The majority judgements in Electrolux suggest that existing agreements that contain provisions that do not pertain to the employment relationship may not be valid because the Australian Industrial Relations Commission did not have jurisdiction to certify them. There has been some confusion among the unions and the business community about the implications of this decision.

The Government is determined to address the concerns of employers and workers across Australia in putting forward this Bill. Not to remedy the uncertainty raised by the Electrolux decision would be unjustifiable, particularly in the lead up to the Christmas holiday period.

The Bill will put parties to an agreement in the position they would have been in, had they complied with the Electrolux decision when they made or varied their agreement.

The Bill will ensure the validity of certified agreements and Australian Workplace Agreements (AWAs) which were certified, approved or varied under the Workplace Relations Act prior to the High Court's ruling in Electrolux. While Electrolux is concerned with certified agreements and contains no direct reference to AWAs, the Government believes that there is an equivalent need to ensure validity, and hence certainty, for the parties to AWAs.

The Bill will provide that where an agreement was certified, approved or varied prior to 2 September 2004 but contains matters that do not pertain to the employment relationship, these matters will not be considered to affect the validity of the agreement's certification, approval or variation. The Bill will only validate agreements certified prior to 2 September 2004, the date on which the High Court handed down its decision in Electrolux.

Consistent with the Electrolux decision, matters which do not pertain to the employment relationship but which are incidental or ancillary to that relationship, or machinery provisions, will be validated.

However, the Bill will not validate those parts of an agreement that do not pertain to the employment relationship. To do so would go beyond the decision in Electrolux that an agreement must only contain matters that pertain to the employment relationship. The High Court ruling was consistent with the legislative intent of the WR Act and with many years of court and Australian Industrial Relations Commission decisions that have required other industrial instruments to contain only matters pertaining to the employment relationship.

It will be up to the parties to determine how to address the aspects of their agreement that do not pertain to the employment relationship. If the parties to an agreement wish to honour non-pertaining matters, they are free to do so through formal or informal arrangements.

The Bill will also not remedy other defects in the certification process. If an agreement is invalid as a result of some other flaw in its making, certification or approval, this Bill will not render it valid.

The Government is determined to ensure agreements entered into by businesses are upheld and enforced and that unions are not able to exploit the potential invalidity of agreements. Unions have publicly discussed a campaign to use potential invalidity as a trigger to reopen negotiations with employers regarding their members' terms and conditions. Unions in the electricity and construction industry have already tried to take advantage of uncertainty caused by the Electrolux decision by pressuring businesses to re-negotiate agreements. This Bill will ensure that employers, and employees, who have negotiated, and operated under, agreements in good faith will not be left vulnerable to industrial action and coercion.

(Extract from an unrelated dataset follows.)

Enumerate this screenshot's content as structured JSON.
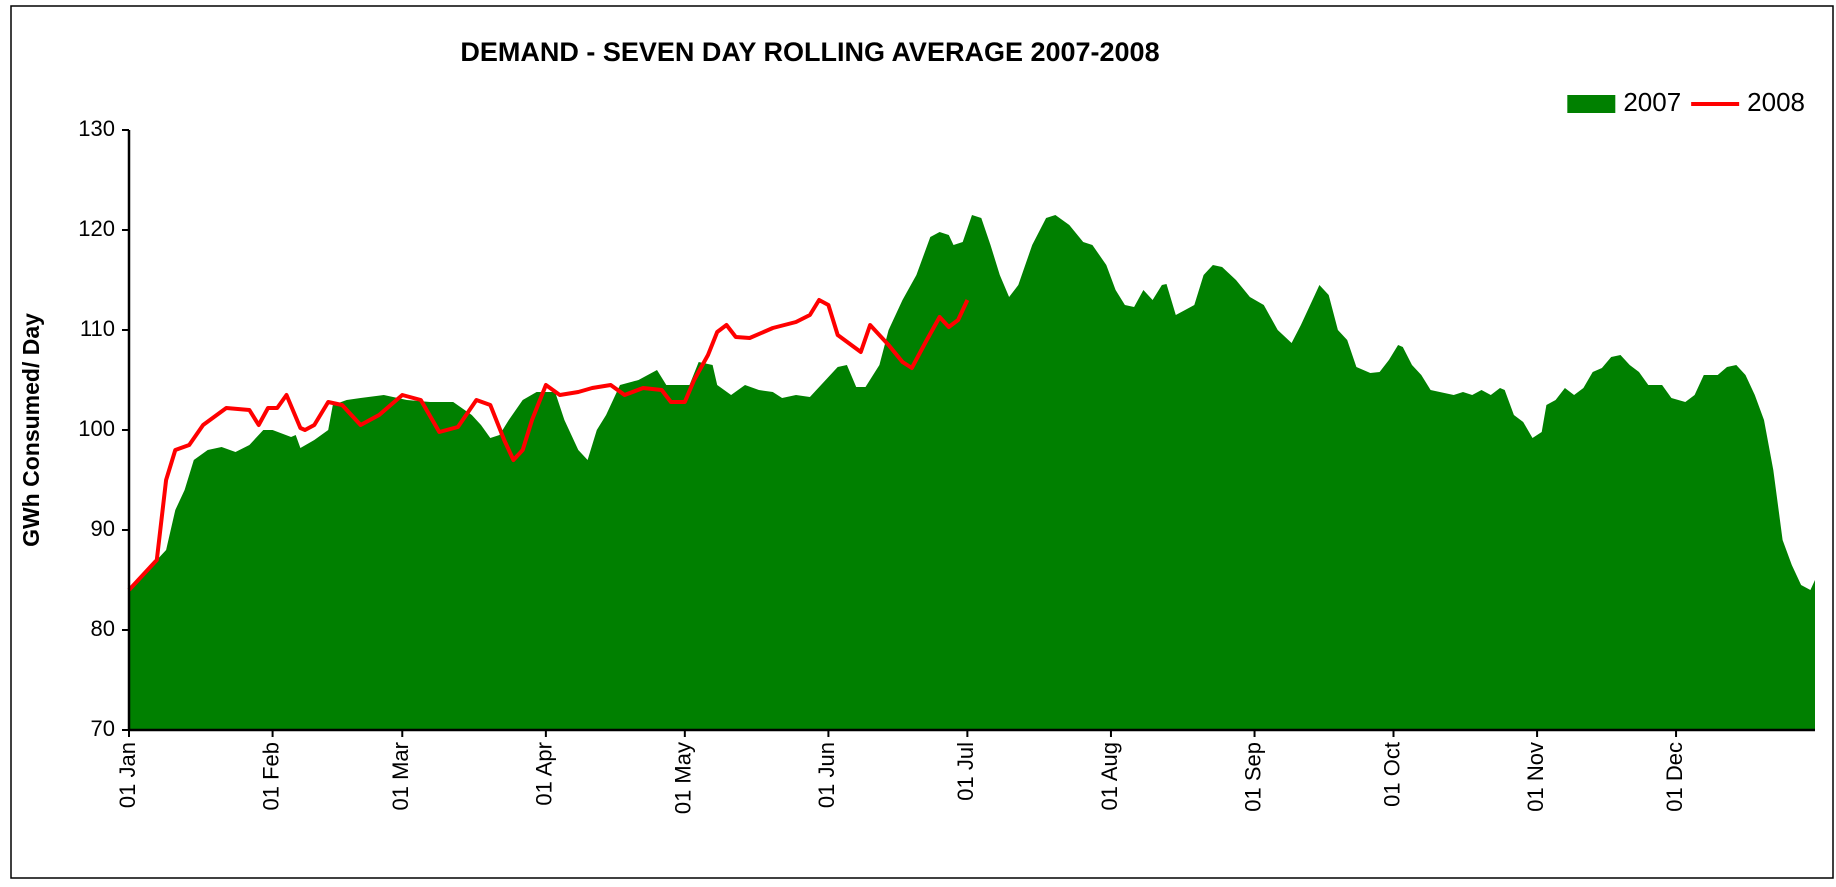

The Bill does not seek to validate past protected industrial action that was taken to support claims for matters that do not pertain to the employment relationship. Parties could not have reasonably expected that protected action was available to support claims for non-pertaining matters. Further, validating past industrial action would be complex and practically difficult. However, the Government considers it would be highly undesirable for parties to exploit uncertainty in relation to past industrial action by initiating or threatening legal action.

There is currently some uncertainty in the community about the validity of working arrangements set out in both collective and individual agreements. This Government is determined to ensure the certainty of current arrangements for employers and employees.